Our downed mother cow is still down. It has now been 2 weeks and we've lost hope that she'll get up. It's heart-wrenching to see her. She's getting sores on her legs, and her front legs have lost their muscle tone as well.
We've gotten her up using the hip lifters a few times, to no avail. When we lower her to the point where she has to support her own weight, the legs just melt underneath her. They are useless.
The sad truth is we are going to have to put her down. It is a painful decision to make, but we don't want her to suffer any longer. We've kept her as comfortable as possible, with a shade tent over her, fresh grass and water every 2 hours (many thanks to Mom and Gordy for taking over this job for the past week), fly spray to keep the darn things off of her, and some green apples for treats. But she is fading and it is obvious she is giving up hope as well--her ears are drooping and she's no longer making an effort to stand. We are going to have to help her along in her journey so she doesn't suffer any longer.
Honeysuckle, her calf, has given us a few scares as well. For the first week, she would hardly wake up to eat. When we'd call her, her eyes would open and she'd start to lick her lips but she wouldn't raise up her head. It's quite alarming when you grab her by the ears, lift her head up, and then let go only to have her head flop backwards in an awkward position. There were many times where we had to check her breathing to make sure she was still alive. When she'd finally wake, she would eat only a little bit before lying down again.
The past two days, however, have been a different story.

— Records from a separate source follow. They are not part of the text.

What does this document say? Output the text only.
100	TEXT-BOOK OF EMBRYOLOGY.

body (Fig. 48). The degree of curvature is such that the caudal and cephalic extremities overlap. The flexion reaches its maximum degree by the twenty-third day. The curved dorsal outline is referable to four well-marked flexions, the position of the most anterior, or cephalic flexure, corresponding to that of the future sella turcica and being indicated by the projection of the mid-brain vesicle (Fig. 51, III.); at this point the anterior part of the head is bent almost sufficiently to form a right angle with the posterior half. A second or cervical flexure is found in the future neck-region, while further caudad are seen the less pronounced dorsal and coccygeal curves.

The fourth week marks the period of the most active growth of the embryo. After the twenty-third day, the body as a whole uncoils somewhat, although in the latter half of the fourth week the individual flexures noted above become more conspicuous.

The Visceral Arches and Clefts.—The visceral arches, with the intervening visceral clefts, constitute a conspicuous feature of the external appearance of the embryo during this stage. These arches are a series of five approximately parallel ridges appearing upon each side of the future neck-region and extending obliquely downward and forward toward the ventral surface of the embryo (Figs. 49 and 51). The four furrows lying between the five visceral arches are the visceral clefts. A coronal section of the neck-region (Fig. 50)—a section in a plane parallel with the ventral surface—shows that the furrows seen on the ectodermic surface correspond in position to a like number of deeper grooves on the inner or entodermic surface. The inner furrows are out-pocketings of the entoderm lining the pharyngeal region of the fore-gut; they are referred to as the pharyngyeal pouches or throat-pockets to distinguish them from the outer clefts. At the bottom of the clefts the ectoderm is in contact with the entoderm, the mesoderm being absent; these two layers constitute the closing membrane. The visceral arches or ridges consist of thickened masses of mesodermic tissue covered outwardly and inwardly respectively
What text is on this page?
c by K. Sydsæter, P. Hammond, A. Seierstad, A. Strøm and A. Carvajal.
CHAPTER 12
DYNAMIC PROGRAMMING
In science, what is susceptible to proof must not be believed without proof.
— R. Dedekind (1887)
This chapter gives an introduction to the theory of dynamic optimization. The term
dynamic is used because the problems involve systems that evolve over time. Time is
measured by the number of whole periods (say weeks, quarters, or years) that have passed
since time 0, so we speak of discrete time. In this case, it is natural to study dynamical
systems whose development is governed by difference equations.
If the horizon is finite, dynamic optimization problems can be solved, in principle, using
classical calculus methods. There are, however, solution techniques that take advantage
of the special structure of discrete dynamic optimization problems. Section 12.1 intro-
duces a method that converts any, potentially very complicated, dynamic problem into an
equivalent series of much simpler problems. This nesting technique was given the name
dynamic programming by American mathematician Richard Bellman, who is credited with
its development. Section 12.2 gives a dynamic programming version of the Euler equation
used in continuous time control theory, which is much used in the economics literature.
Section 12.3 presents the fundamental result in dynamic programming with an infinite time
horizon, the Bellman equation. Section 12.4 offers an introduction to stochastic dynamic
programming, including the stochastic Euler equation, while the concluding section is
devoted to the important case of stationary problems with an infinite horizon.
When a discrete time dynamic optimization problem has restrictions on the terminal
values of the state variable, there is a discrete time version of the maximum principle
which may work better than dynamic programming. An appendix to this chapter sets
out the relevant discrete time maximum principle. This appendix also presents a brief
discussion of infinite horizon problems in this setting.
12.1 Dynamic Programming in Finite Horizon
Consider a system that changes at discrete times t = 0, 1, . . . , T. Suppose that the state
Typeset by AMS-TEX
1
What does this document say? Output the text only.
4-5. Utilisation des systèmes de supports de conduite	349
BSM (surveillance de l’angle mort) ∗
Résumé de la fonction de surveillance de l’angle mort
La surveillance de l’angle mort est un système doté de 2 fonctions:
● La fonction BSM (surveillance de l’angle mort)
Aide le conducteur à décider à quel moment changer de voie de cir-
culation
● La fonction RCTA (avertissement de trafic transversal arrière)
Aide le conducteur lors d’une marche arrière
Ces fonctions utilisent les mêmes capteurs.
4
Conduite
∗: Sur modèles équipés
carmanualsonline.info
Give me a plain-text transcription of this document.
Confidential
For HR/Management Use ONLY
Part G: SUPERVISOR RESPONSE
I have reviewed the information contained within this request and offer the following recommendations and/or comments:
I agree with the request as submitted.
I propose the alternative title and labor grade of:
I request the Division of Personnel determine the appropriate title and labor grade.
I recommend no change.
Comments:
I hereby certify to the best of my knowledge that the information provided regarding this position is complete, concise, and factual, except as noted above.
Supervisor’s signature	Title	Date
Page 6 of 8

All of a sudden she's perked up. Marcel gave her a strong dose of vitamins in the form of a paste and I read online that perhaps I was making her milk too strong. I've diluted her milk-replacer a bit and she's chugging down 2 bottles, twice a day and still asking for more. What a relief!
She really is adorable. Madelina and Armando have taken it upon themselves to be her playmates--riding their bikes around in the barnyard with her, jumping around and teaching her how to kick up her heals. It's pretty hilarious. And she is now my personal alarm clock, mooing loudly at the gate first thing in the morning, awaiting her breakfast. She gets going at around 5:30 a.m., not caring that I don't like to get up that early. Marcel just laughs and says, "Your newest daughter is calling you."
I'd rather he said, "Don't worry, sweetie. I'll feed her."
Oh well. She's doing well and is the one positive outcome from this situation, so I'm not going to complain. OK, so maybe I'll complain a little.
I wish I had happier news to share with you about the mother. If there's one lesson that farmers learn early and often: there isn't always a happy ending.